Activistes de CODEPINK : Women for Peace ont mené une protestation devant le siège du Département d'État à Washington D.C. en jetant un exemplaire du rapport gouvernemental 'Cuba : La capitale du communisme du XXIe siècle' dans une poubelle, dans un geste qui illustre, avec toute son ironie, la liberté d'expression qui existe aux États-Unis.
Le rapport de 100 pages, publié le 20 juillet et diffusé par le secrétaire d'État Marco Rubio, soutient que le régime cubain a construit au cours de plus de six décennies un réseau d'espionnage, d'infiltration et de propagande pour affaiblir les États-Unis de l'intérieur, et nomme CODEPINK parmi les organisations liées à cette influence.
«Nous avons une copie de ce horrible rapport de 100 pages que le Département d'État a publié sur Cuba, disant essentiellement que Cuba est responsable de tous les problèmes ici aux États-Unis et dans le monde. Alors nous allons mettre ce rapport exactement là où il appartient : à la poubelle», a déclaré la cofondatrice de l'organisation, Medea Benjamin, dans la vidéo diffusée par le groupe lui-même.

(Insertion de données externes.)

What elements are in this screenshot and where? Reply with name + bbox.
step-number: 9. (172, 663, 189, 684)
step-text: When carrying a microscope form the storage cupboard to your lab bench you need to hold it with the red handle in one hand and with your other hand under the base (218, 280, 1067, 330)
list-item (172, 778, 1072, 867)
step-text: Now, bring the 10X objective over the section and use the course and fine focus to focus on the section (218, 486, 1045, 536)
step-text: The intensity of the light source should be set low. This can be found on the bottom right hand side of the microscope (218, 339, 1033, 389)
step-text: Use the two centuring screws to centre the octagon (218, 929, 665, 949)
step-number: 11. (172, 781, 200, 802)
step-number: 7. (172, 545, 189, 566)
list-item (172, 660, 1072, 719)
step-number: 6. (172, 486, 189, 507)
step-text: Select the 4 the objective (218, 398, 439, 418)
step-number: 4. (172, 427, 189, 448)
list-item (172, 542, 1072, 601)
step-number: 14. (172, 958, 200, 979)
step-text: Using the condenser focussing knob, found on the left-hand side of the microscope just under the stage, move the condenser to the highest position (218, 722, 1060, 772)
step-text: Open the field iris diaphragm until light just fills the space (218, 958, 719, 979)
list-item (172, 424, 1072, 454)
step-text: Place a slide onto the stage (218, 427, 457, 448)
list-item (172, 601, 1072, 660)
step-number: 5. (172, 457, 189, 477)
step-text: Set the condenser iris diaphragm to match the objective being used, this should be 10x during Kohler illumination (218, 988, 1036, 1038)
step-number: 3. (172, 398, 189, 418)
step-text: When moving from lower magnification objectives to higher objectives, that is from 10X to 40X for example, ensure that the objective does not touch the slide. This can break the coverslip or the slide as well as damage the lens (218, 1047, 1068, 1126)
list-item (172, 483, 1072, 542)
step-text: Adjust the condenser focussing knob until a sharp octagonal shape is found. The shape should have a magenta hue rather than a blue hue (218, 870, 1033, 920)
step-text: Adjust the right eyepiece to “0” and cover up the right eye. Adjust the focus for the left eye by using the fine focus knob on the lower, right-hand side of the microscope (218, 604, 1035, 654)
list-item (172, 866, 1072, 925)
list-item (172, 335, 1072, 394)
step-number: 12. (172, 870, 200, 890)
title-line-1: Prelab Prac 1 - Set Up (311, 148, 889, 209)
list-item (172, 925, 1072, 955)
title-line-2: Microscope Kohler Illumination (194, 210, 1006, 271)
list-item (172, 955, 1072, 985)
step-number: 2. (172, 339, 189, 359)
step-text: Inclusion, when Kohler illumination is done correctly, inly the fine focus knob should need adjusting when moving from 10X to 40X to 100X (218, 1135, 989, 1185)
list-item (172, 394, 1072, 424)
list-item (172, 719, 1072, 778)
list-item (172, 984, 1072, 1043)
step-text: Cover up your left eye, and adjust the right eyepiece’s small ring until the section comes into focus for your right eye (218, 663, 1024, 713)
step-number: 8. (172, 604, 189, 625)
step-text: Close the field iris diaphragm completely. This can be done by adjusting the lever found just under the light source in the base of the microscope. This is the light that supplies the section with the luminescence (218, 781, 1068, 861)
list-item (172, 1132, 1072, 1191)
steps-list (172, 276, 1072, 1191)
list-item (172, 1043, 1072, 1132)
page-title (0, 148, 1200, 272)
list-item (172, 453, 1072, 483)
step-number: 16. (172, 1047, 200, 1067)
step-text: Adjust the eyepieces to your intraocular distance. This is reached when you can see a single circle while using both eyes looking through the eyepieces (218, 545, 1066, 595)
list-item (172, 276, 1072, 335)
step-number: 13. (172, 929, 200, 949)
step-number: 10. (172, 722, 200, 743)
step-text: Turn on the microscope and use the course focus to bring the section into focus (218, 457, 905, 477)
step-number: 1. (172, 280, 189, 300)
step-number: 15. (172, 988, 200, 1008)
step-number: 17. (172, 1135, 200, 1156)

L'activiste a mis en parallèle le document avec l'embargo américain et a établi une correspondance digne de la propagande des sympathisants du régime de La Havane : « Tout comme le blocus des États-Unis contre Cuba. À la poubelle ».
Avec l'action symbolique, CODEPINK a annoncé la remise d'une pétition signée par des milliers de personnes adressée à Rubio exigeant la levée de l'embargo. « Ça dit la même chose : jette le rapport sur Cuba à la poubelle et lève le blocus », a expliqué l'activiste dans la vidéo.
La scène soulève une question délicate pour le régime et ses sympathisants : que se passerait-il si un groupe de citoyens cubains effectuait un geste équivalent devant le Ministère des Affaires Étrangères ou le siège du Parti Communiste à La Havane ?
La réponse est connue : arrestations immédiates, accusations de « désobéissance » ou de « propagande ennemie » et, très probablement, prison. Aux États-Unis, les activistes ont filmé l'action, l'ont publiée sur les réseaux sociaux et ont poursuivi leur chemin.
Le contraste est particulièrement frappant compte tenu de l'historique de CODEPINK avec le régime cubain.
En mars 2026, lorganisation a convoqué le dit «Convoi Notre Amérique», avec environ 100 participants et un vol charter depuis Miami, qui a livré 6 300 livres de médicaments d'une valeur de 433 000 dollars directement au gouvernement cubain.
Pour cette action, le Département du Trésor (OFAC) a ouvert une enquête pour possibles violations de sanctions contre Benjamin et le streamer Hasan Piker.
L’ rapport du Département d'État souligne également l'ICAP —Institut Cubain d'Amitié avec les Peuples— comme nœud central de coordination entre le régime et des organisations étrangères de solidarité.
Benjamin a qualifié le document de « un incroyable morceau de déchets » dans l'émission Democracy Now! le 28 juillet, tandis que l'organisation l'a décrit publiquement comme « une théorie du complot de 99 pages » avec « des liens imaginaires et fabriqués avec des gouvernements étrangers ».
Rubio, en présentant le rapport, a décrit Cuba comme «le principal soutien du gauchisme radical et du tiers-mondisme» aux États-Unis, et le document établit un lien entre le régime et des organisations telles que Democratic Socialists of America, National Lawyers Guild, Venceremos Brigade et The People's Forum, en plus de connexions historiques avec les Black Panthers, le Weather Underground et la FALN portoricaine.
L'activiste qui a protagonisé la vidéo a reconnu, cependant, que la situation à Cuba est « catastrophique » : « Chaque jour, je reçois des rapports de Cuba indiquant que la situation est pire, pire et pire. C'est catastrophique », a-t-elle affirmé, sans attribuer cette réalité aux sept décennies de dictature communiste qui l'ont engendrée.